Result: Designed and directed the Global Freedom Network architecture; built three multilateral online platforms mobilizing grassroots advocates globally; directed Emerging Leaders Summit drawing leaders from 11 countries.
What we learned: Coalition architecture precedes coalition impact. The platform is only as powerful as the trust built before anyone logs on.
Center for Innovation in Local Development, Romania — EU-Funded Innovation
Challenge: Transform change-resistant government and civil society institutions into collaborative innovation environments across five major Romanian cities.
Result: Designed and led EU-funded collaborative innovation workshops engaging government officials, civil society leaders, and community stakeholders. Prototyped scalable pilots partnering with local governments.
What we learned: In change-resistant institutions, the entry point is always a trusted individual, not a program.
StarLight Geospatial Intelligence Platform
Challenge: Design collaborative content modules for a multi-agency situational awareness platform serving public safety decision-makers.
Result: Designed and built the collaborative intelligence modules deployed at the 2008 Presidential Inauguration, coordinating 12+ federal, state, and local agencies in the DC Metropolitan Police Operations Center.
What we learned: Interoperability is 20% technical and 80% relational.
PRACTICE AREA 3
Emerging Markets & International Development
USAID / Ernst & Young — $150M Emerging Markets Portfolio
Challenge: Promote private enterprise and economic development across a diverse portfolio of emerging market programs.
Result: Strategic and financial consultant for $150M USAID portfolio; key architect of $20M Global Franchise Guarantee Program; conducted comprehensive impact assessment of USAID private sector development programs since 1961.
What we learned: The programs that succeed are the ones where implementing partners have genuine stakes, not just contracts.
Braddock Group — $5M Middle East Joint Venture
Challenge: Create a regional joint venture between a Silicon Valley semiconductor manufacturer and the governments of Jordan and Bahrain.
Result: Co-led strategy and personally conducted concession negotiations with government ministries in Jordan and Bahrain. Authored strategic business plans and financial models.
What we learned: Government negotiations in the Middle East move on relationships and respect — not on the quality of the business plan.

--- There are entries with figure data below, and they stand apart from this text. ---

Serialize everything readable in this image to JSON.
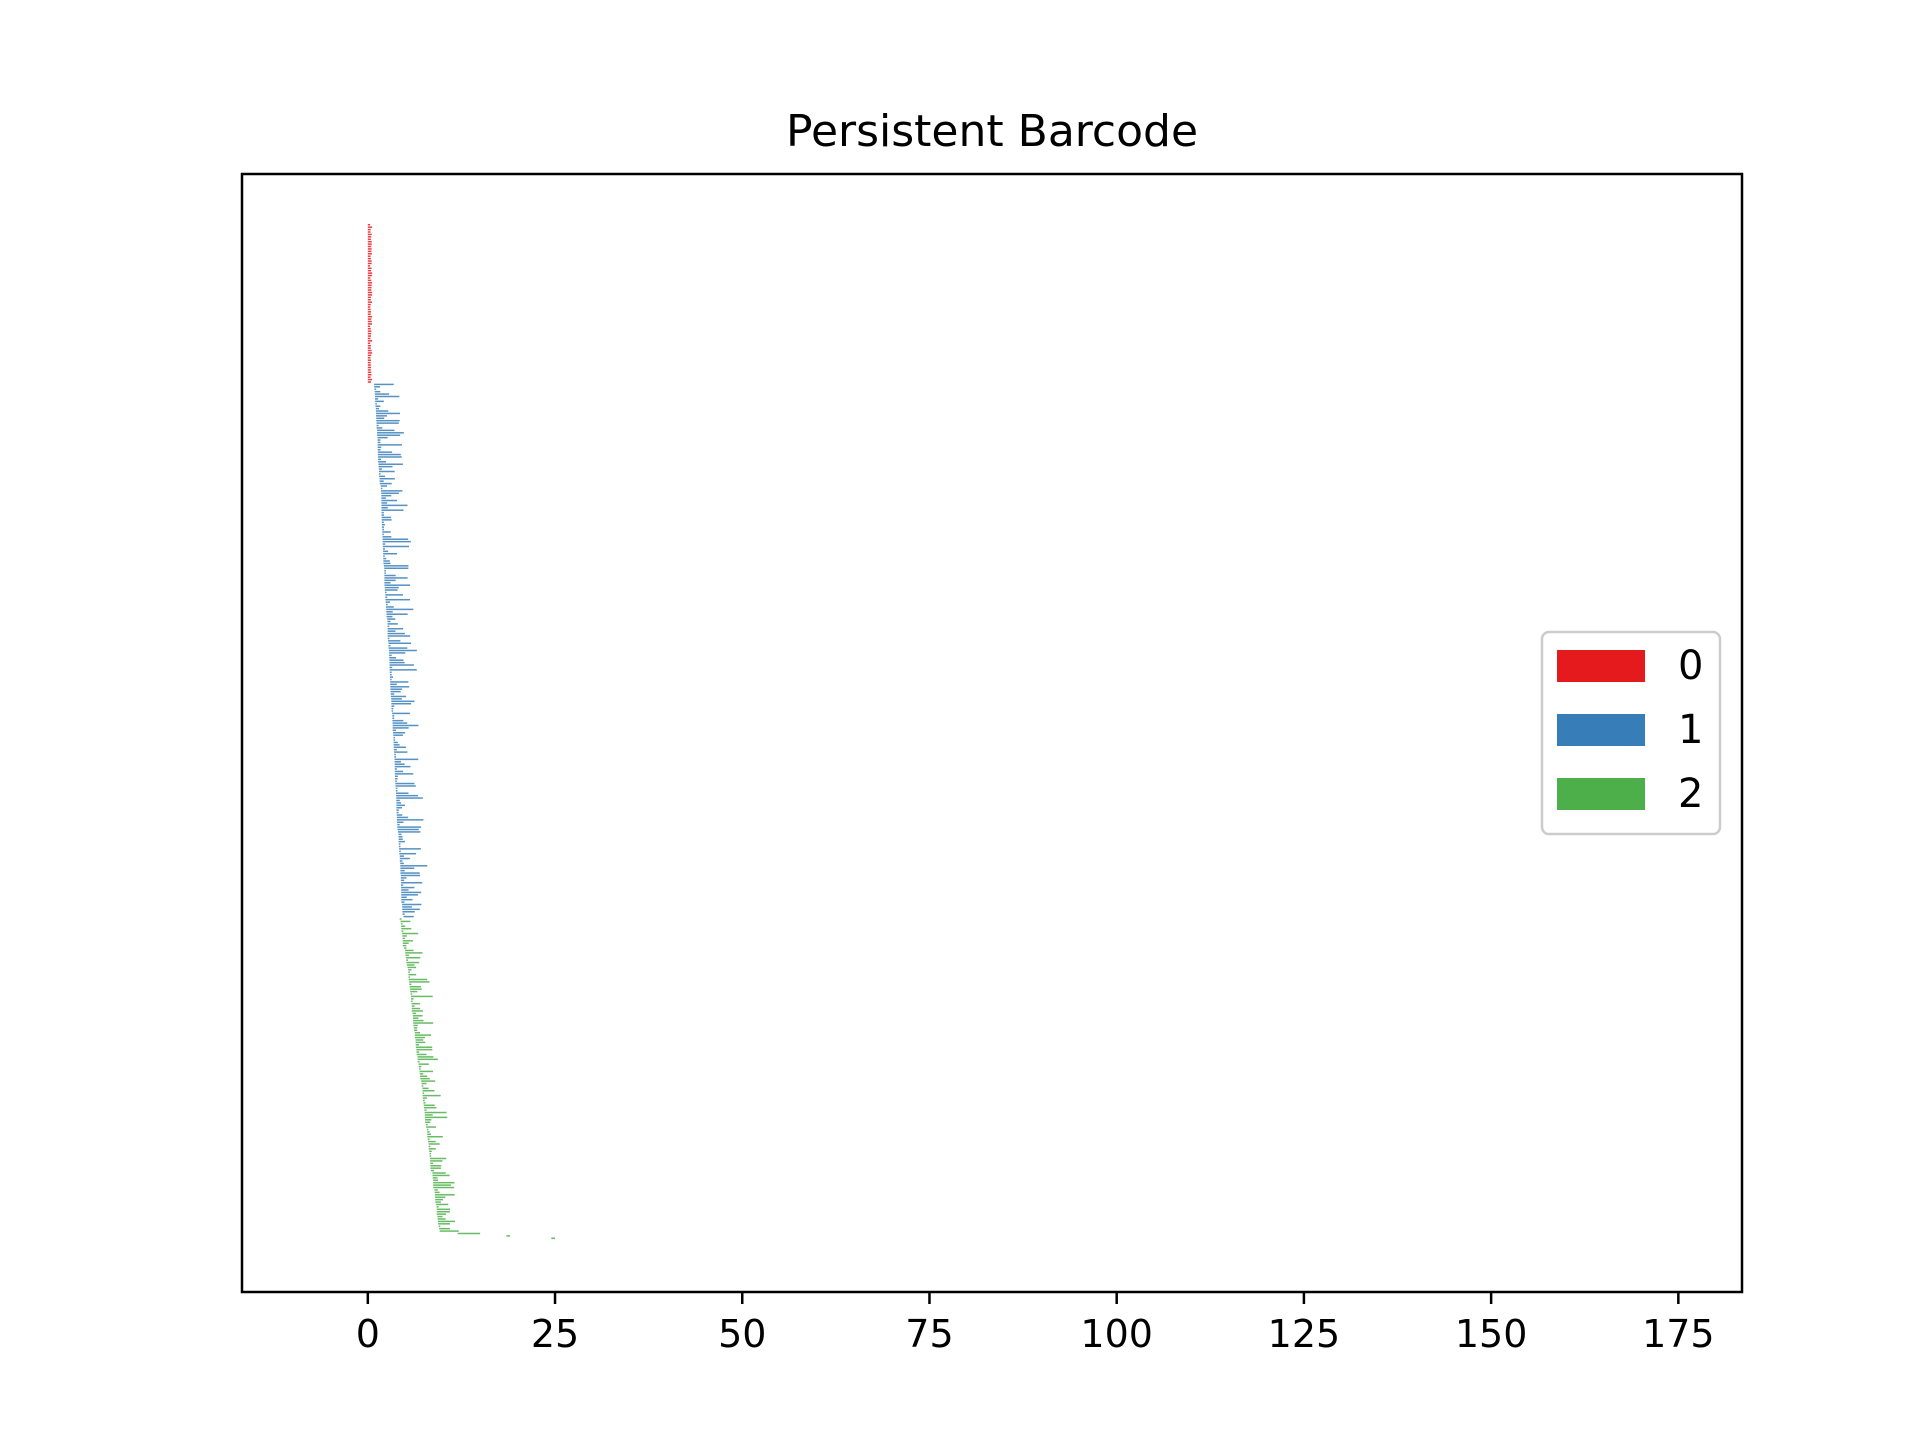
{
  "chart_data": {
    "type": "barcode",
    "title": "Persistent Barcode",
    "xlabel": "",
    "ylabel": "",
    "xlim": [
      -16.8,
      183.5
    ],
    "xticks": [
      0,
      25,
      50,
      75,
      100,
      125,
      150,
      175
    ],
    "yticks_visible": false,
    "grid": false,
    "legend_position": "center-right",
    "series": [
      {
        "name": "0",
        "color": "#e41a1c",
        "bars": {
          "count": 66,
          "birth": [
            0,
            0
          ],
          "death": [
            0.3,
            0.6
          ]
        }
      },
      {
        "name": "1",
        "color": "#377eb8",
        "bars": {
          "count": 220,
          "birth": [
            0.9,
            4.6
          ],
          "death_extra": [
            0.2,
            3.8
          ]
        }
      },
      {
        "name": "2",
        "color": "#4daf4a",
        "bars": {
          "count": 130,
          "birth": [
            4.4,
            9.5
          ],
          "death_extra": [
            0.2,
            3.0
          ]
        }
      }
    ],
    "outliers": [
      {
        "dimension": "1",
        "birth": 2.0,
        "death": 5.5
      },
      {
        "dimension": "2",
        "birth": 12.0,
        "death": 15.0
      },
      {
        "dimension": "2",
        "birth": 18.5,
        "death": 19.0
      },
      {
        "dimension": "2",
        "birth": 24.5,
        "death": 25.0
      }
    ]
  }
}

Renaissance Initiative — Jiu Valley, Romania
Challenge: Prototype community revitalization and social innovation programs in one of Europe’s most economically distressed post-communist regions.
Result: Co-founded and directed a nonprofit foundation; raised funding from World Bank, USAID, U.S. Embassy Bucharest, and Balkan Stability Pact. Received endorsements from five Romanian government ministries.
What we learned: Legitimacy in post-communist environments has to be earned locally, not conferred from outside.
PRACTICE AREA 4
Human Flourishing & Organizational Transformation
NeuroTeach Atlas (in development)
Challenge: Make peer-reviewed neuroscience on leadership and organizational transformation accessible and actionable for practitioners.
Result: Building an AI-powered platform with 3D brain network visualizations and an evidence-graded intervention library linking neural systems for creativity, trust, empathy, and self-transcendence to professional application.
What we learned: The gap between neuroscience research and leadership practice is almost entirely a knowledge architecture problem.
Neuroformation™ (in development)
Challenge: Build the tools for the neurological formation of leadership character — transformation that sticks because it is grounded in how the brain actually changes.
Result: AI-powered platform mapping neuro-circuitry and synaptic activation frameworks to transformational leadership and collaborative innovation.
What we learned: Character formation is not a curriculum problem. It is a neural architecture problem.